Accanto all’attività federalista che caratterizzò il suo impegno politico, occorre infine ricordare il ruolo avuto da C. nel corso dei lavori dell’Assemblea costituente nazionale e lo sforzo di inserire nella nuova Costituzione repubblicana quei presupposti giuridici per far sì che l’Italia avesse gli strumenti costituzionali per demandare parte della propria sovranità a un’organizzazione internazionale in grado di garantire più compiutamente la pace. Nominato membro della Consulta nazionale nel settembre 1945 e poi eletto all’Assemblea costituente nel giugno 1946, C. fece subito presente alle diverse forze politiche la necessità che nella Costituzione fosse espressa la volontà dell’Italia di far parte di organismi internazionali, spiegando come fosse importante prevedere nella carta fondamentale delle “ammorzature giuridiche” tali da servire in futuro «di raccordo e di collegamento con una più vasta costruzione internazionale» (v. Calamandrei, 1945). L’esperto giurista fiorentino, facendo sua una proposta del Partito d’azione, fatta anni addietro da Spinelli, sosteneva l’esigenza di inserire nella nuova costituzione la disponibilità italiana a trasferimenti di sovranità a vantaggio di una federazione europea. A tal fine C. pensava a una formula che prevedesse non solo la rinuncia da parte dello Stato nazionale di certe prerogative, come la moneta e l’esercito, ma anche la creazione di un organo costituente supremo – nel caso una costituente europea – in grado di tradurre in atto questa rinuncia per la formazione di una sovranità internazionale superiore a quella dello Stato stesso. Per C., come per Spinelli era importante, dunque, che nella Costituzione vi fossero chiaramente esplicitati la volontà e gli strumenti per indirizzare l’Italia verso il processo costitutivo della federazione europea.

Quando infine nel 1947 si giunse a definire il contenuto dell’art. 11 della costituzione, C. fu costretto ad accettare una vaga formulazione, in cui non venivano menzionate né la federazione europea, né l’Europa, ma si faceva riferimento solo a generiche organizzazioni internazionali; e ciò a causa di un compromesso raggiunto con la sinistra, allora condizionata dall’atteggiamento negativo dell’URSS nei confronti di una federazione europea.

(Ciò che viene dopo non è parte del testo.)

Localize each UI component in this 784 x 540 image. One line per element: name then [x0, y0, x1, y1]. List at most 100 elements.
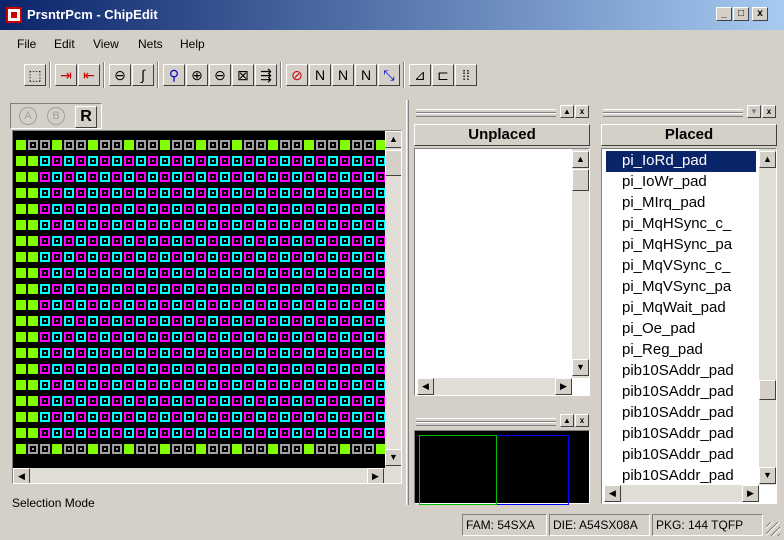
net-both-icon[interactable]: N: [355, 64, 377, 86]
placed-list-item[interactable]: pib10SAddr_pad: [622, 382, 760, 403]
overview-viewport-rect[interactable]: [419, 435, 497, 505]
logic-cell[interactable]: [340, 444, 350, 454]
panel-expand-icon[interactable]: ▲: [560, 105, 574, 118]
scroll-up-icon[interactable]: ▲: [385, 131, 401, 148]
logic-cell[interactable]: [52, 140, 62, 150]
scroll-down-icon[interactable]: ▼: [572, 359, 589, 376]
placed-list-item[interactable]: pi_IoRd_pad: [606, 151, 756, 172]
chip-vertical-scrollbar[interactable]: ▲ ▼: [385, 131, 401, 468]
placed-list-item[interactable]: pi_Oe_pad: [622, 319, 760, 340]
scroll-up-icon[interactable]: ▲: [572, 151, 589, 168]
logic-cell[interactable]: [16, 172, 26, 182]
logic-cell[interactable]: [28, 380, 38, 390]
logic-cell[interactable]: [16, 156, 26, 166]
placed-list-item[interactable]: pi_MqVSync_pa: [622, 277, 760, 298]
logic-cell[interactable]: [232, 444, 242, 454]
placed-list-item[interactable]: pib10SAddr_pad: [622, 445, 760, 466]
app-icon[interactable]: [6, 7, 22, 23]
placed-list-item[interactable]: pib10SAddr_pad: [622, 466, 760, 485]
logic-cell[interactable]: [16, 396, 26, 406]
logic-cell[interactable]: [16, 220, 26, 230]
logic-cell[interactable]: [376, 140, 386, 150]
tab-r[interactable]: R: [75, 106, 97, 128]
logic-cell[interactable]: [16, 284, 26, 294]
net-out-icon[interactable]: N: [332, 64, 354, 86]
logic-cell[interactable]: [16, 364, 26, 374]
pin-icon[interactable]: ⊏: [432, 64, 454, 86]
logic-cell[interactable]: [28, 172, 38, 182]
logic-cell[interactable]: [16, 428, 26, 438]
tab-a[interactable]: A: [19, 107, 37, 125]
panel-expand-icon[interactable]: ▲: [560, 414, 574, 427]
logic-cell[interactable]: [268, 444, 278, 454]
logic-cell[interactable]: [268, 140, 278, 150]
close-button[interactable]: x: [752, 7, 768, 21]
logic-cell[interactable]: [28, 156, 38, 166]
logic-cell[interactable]: [16, 204, 26, 214]
logic-cell[interactable]: [16, 268, 26, 278]
logic-cell[interactable]: [376, 444, 386, 454]
import-icon[interactable]: ⇥: [55, 64, 77, 86]
logic-cell[interactable]: [16, 140, 26, 150]
placed-list-item[interactable]: pi_MqWait_pad: [622, 298, 760, 319]
place-icon[interactable]: ⇶: [255, 64, 277, 86]
unplaced-list[interactable]: ▲ ▼ ◀ ▶: [414, 148, 590, 396]
placed-list[interactable]: pi_IoRd_pad pi_IoWr_pad pi_MIrq_pad pi_MqHS…: [601, 148, 777, 504]
scroll-left-icon[interactable]: ◀: [13, 468, 30, 483]
logic-cell[interactable]: [124, 444, 134, 454]
scroll-thumb[interactable]: [759, 380, 776, 400]
zoom-in-icon[interactable]: ⊕: [186, 64, 208, 86]
logic-cell[interactable]: [196, 444, 206, 454]
title-bar[interactable]: PrsntrPcm - ChipEdit _ □ x: [0, 0, 784, 30]
logic-cell[interactable]: [16, 300, 26, 310]
scroll-down-icon[interactable]: ▼: [759, 467, 776, 484]
placed-list-item[interactable]: pi_MqVSync_c_: [622, 256, 760, 277]
scroll-left-icon[interactable]: ◀: [417, 378, 434, 395]
panel-close-icon[interactable]: x: [762, 105, 776, 118]
logic-cell[interactable]: [16, 236, 26, 246]
chip-cell-grid[interactable]: [16, 140, 389, 465]
logic-cell[interactable]: [28, 252, 38, 262]
placed-list-item[interactable]: pi_Reg_pad: [622, 340, 760, 361]
placed-column-header[interactable]: Placed: [601, 124, 777, 146]
logic-cell[interactable]: [124, 140, 134, 150]
logic-cell[interactable]: [28, 348, 38, 358]
scroll-right-icon[interactable]: ▶: [367, 468, 384, 483]
scroll-left-icon[interactable]: ◀: [604, 485, 621, 502]
placed-list-item[interactable]: pi_IoWr_pad: [622, 172, 760, 193]
menu-help[interactable]: Help: [180, 37, 205, 51]
logic-cell[interactable]: [28, 300, 38, 310]
logic-cell[interactable]: [16, 348, 26, 358]
menu-view[interactable]: View: [93, 37, 119, 51]
net-ratsnest-icon[interactable]: ⤡: [378, 64, 400, 86]
scroll-thumb[interactable]: [572, 169, 589, 191]
logic-cell[interactable]: [16, 316, 26, 326]
logic-cell[interactable]: [28, 316, 38, 326]
panel-collapse-icon[interactable]: ▼: [747, 105, 761, 118]
logic-cell[interactable]: [160, 140, 170, 150]
placed-list-item[interactable]: pib10SAddr_pad: [622, 424, 760, 445]
scroll-down-icon[interactable]: ▼: [385, 449, 401, 466]
scroll-right-icon[interactable]: ▶: [742, 485, 759, 502]
scroll-thumb[interactable]: [385, 150, 401, 176]
panel-close-icon[interactable]: x: [575, 414, 589, 427]
placed-list-item[interactable]: pib10SAddr_pad: [622, 361, 760, 382]
lock-icon[interactable]: ⊖: [109, 64, 131, 86]
overview-minimap[interactable]: [414, 430, 590, 505]
export-icon[interactable]: ⇤: [78, 64, 100, 86]
logic-cell[interactable]: [28, 236, 38, 246]
scroll-right-icon[interactable]: ▶: [555, 378, 572, 395]
net-in-icon[interactable]: N: [309, 64, 331, 86]
menu-file[interactable]: File: [17, 37, 36, 51]
chip-layout-view[interactable]: ▲ ▼ ◀ ▶: [12, 130, 402, 484]
logic-cell[interactable]: [16, 188, 26, 198]
logic-cell[interactable]: [304, 140, 314, 150]
logic-cell[interactable]: [88, 444, 98, 454]
logic-cell[interactable]: [340, 140, 350, 150]
placed-list-item[interactable]: pib10SAddr_pad: [622, 403, 760, 424]
unlock-icon[interactable]: ∫: [132, 64, 154, 86]
grid-dots-icon[interactable]: ⁞⁞: [455, 64, 477, 86]
database-icon[interactable]: ⬚: [24, 64, 46, 86]
logic-cell[interactable]: [28, 364, 38, 374]
placed-list-item[interactable]: pi_MIrq_pad: [622, 193, 760, 214]
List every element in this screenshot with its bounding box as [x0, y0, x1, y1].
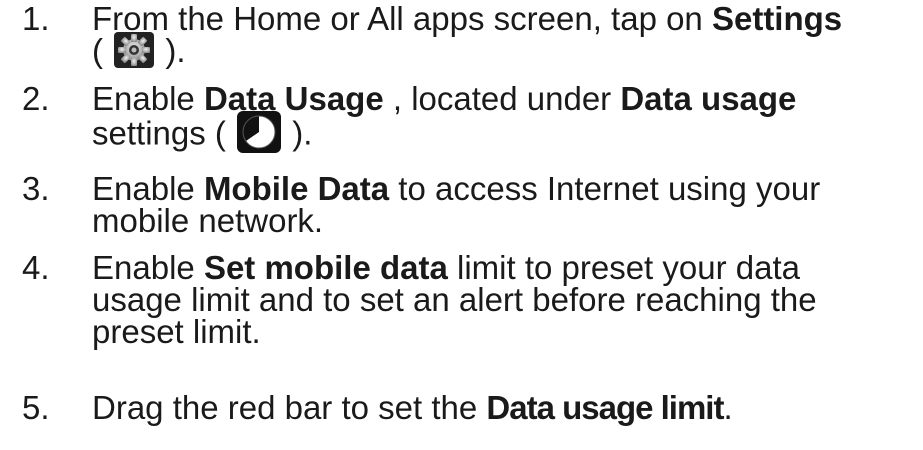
step-text-part: Drag the red bar to set the [92, 389, 487, 426]
step-number: 5. [22, 389, 50, 426]
step-text: Drag the red bar to set the Data usage l… [92, 389, 922, 426]
step-text-part: . [723, 389, 733, 426]
step-text-part: ). [292, 114, 313, 152]
step-text-part: preset limit. [92, 313, 261, 350]
step-text-part: settings ( [92, 114, 226, 152]
step-text: Enable Set mobile data limit to preset y… [92, 251, 922, 350]
step-text-part: ). [165, 32, 186, 69]
step-bold-term: Settings [711, 0, 843, 37]
step-number: 2. [22, 80, 50, 117]
step-text-part: usage limit and to set an alert before r… [92, 281, 817, 318]
clock-icon [237, 111, 282, 153]
step-bold-term: Data usage limit [486, 389, 724, 426]
gear-icon [114, 32, 155, 69]
step-text-part: to access Internet using your [389, 170, 821, 207]
step-text: Enable Mobile Data to access Internet us… [92, 170, 922, 239]
step-text: Enable Data Usage , located under Data u… [92, 80, 922, 157]
step-number: 4. [22, 249, 50, 286]
step-number: 3. [22, 170, 50, 207]
step-bold-term: Data Usage [203, 80, 384, 117]
step-text-part: , located under [383, 80, 621, 117]
step-number: 1. [22, 0, 50, 37]
step-bold-term: Data usage [620, 80, 797, 117]
step-text-part: mobile network. [92, 202, 324, 239]
step-text-part: ( [92, 32, 103, 69]
step-text-part: Enable [92, 80, 204, 117]
step-text: From the Home or All apps screen, tap on… [92, 0, 922, 71]
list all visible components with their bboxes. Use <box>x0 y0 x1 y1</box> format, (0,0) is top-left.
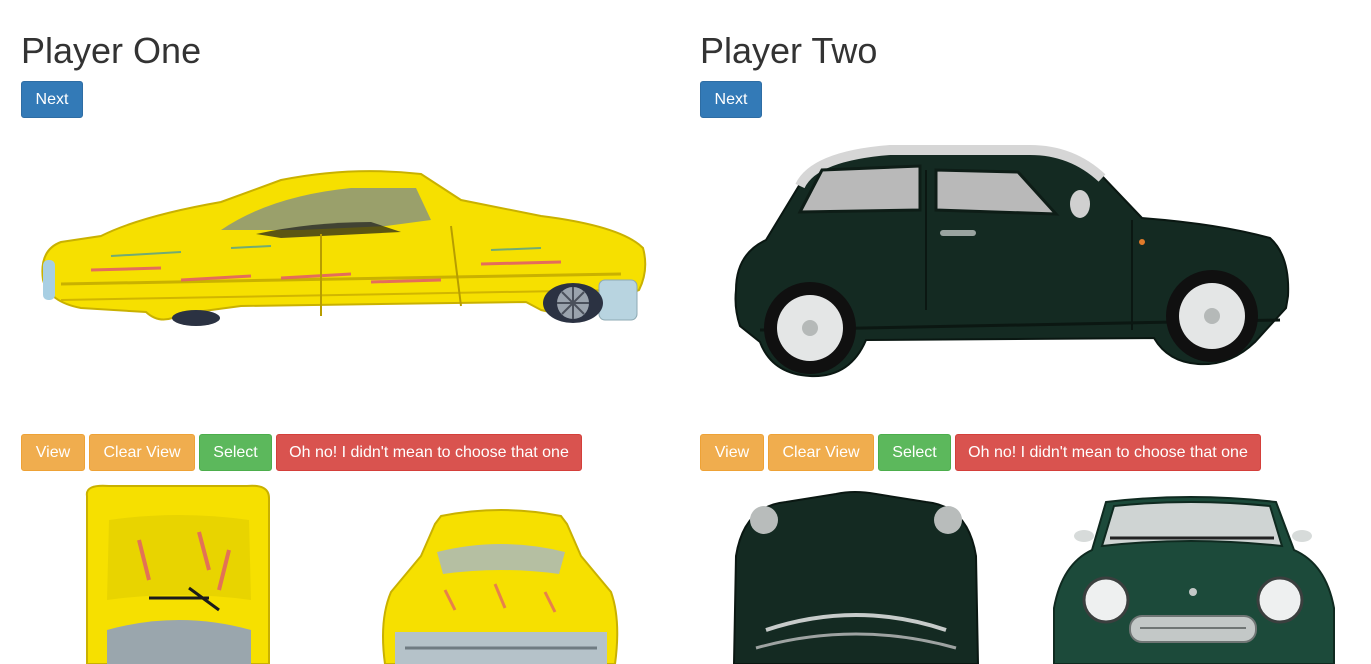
next-button[interactable]: Next <box>700 81 762 118</box>
view-button[interactable]: View <box>700 434 764 471</box>
car-main-image <box>41 170 647 326</box>
undo-choice-button[interactable]: Oh no! I didn't mean to choose that one <box>955 434 1261 471</box>
view-button[interactable]: View <box>21 434 85 471</box>
yellow-car-top-illustration <box>85 484 270 664</box>
next-button[interactable]: Next <box>21 81 83 118</box>
clear-view-button[interactable]: Clear View <box>89 434 195 471</box>
yellow-car-front-illustration <box>382 509 619 664</box>
select-button[interactable]: Select <box>199 434 272 471</box>
player-title: Player Two <box>700 30 878 71</box>
car-thumbnail-front[interactable] <box>1050 480 1336 664</box>
player-title: Player One <box>21 30 202 71</box>
select-button[interactable]: Select <box>878 434 951 471</box>
clear-view-button[interactable]: Clear View <box>768 434 874 471</box>
yellow-car-side-illustration <box>41 170 647 326</box>
player-one-panel: Player One Next View Clear View Select O… <box>21 0 681 664</box>
car-thumbnail-top[interactable] <box>79 480 279 664</box>
page: Player One Next View Clear View Select O… <box>0 0 1371 664</box>
car-main-image <box>734 145 1290 378</box>
undo-choice-button[interactable]: Oh no! I didn't mean to choose that one <box>276 434 582 471</box>
green-mini-front-illustration <box>1053 496 1335 664</box>
player-two-panel: Player Two Next View Clear View Select O… <box>700 0 1360 664</box>
car-thumbnail-top[interactable] <box>726 480 986 664</box>
green-mini-side-illustration <box>734 145 1290 378</box>
green-mini-top-illustration <box>732 491 980 664</box>
car-thumbnail-front[interactable] <box>375 480 627 664</box>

C. non poté vedere la firma dei Trattati di Roma (marzo 1957), ma riuscì comunque ad assistere al rilancio del processo d’integrazione europea avvenuto con la Conferenza di Messina (giugno 1955), grazie alla quale fu possibile superare l’impasse seguita al fallimento della Comunità politica europea e della Comunità europea di difesa.

Nel panorama del dopoguerra, della costruzione istituzionale della Repubblica italiana e della battaglia per la federazione europea, la figura di C. si distinse, nel panorama culturale, politico e della scienza giuridica italiano, europeo e internazionale, per la forte idealità e per gli insegnamenti di civiltà e di modernità.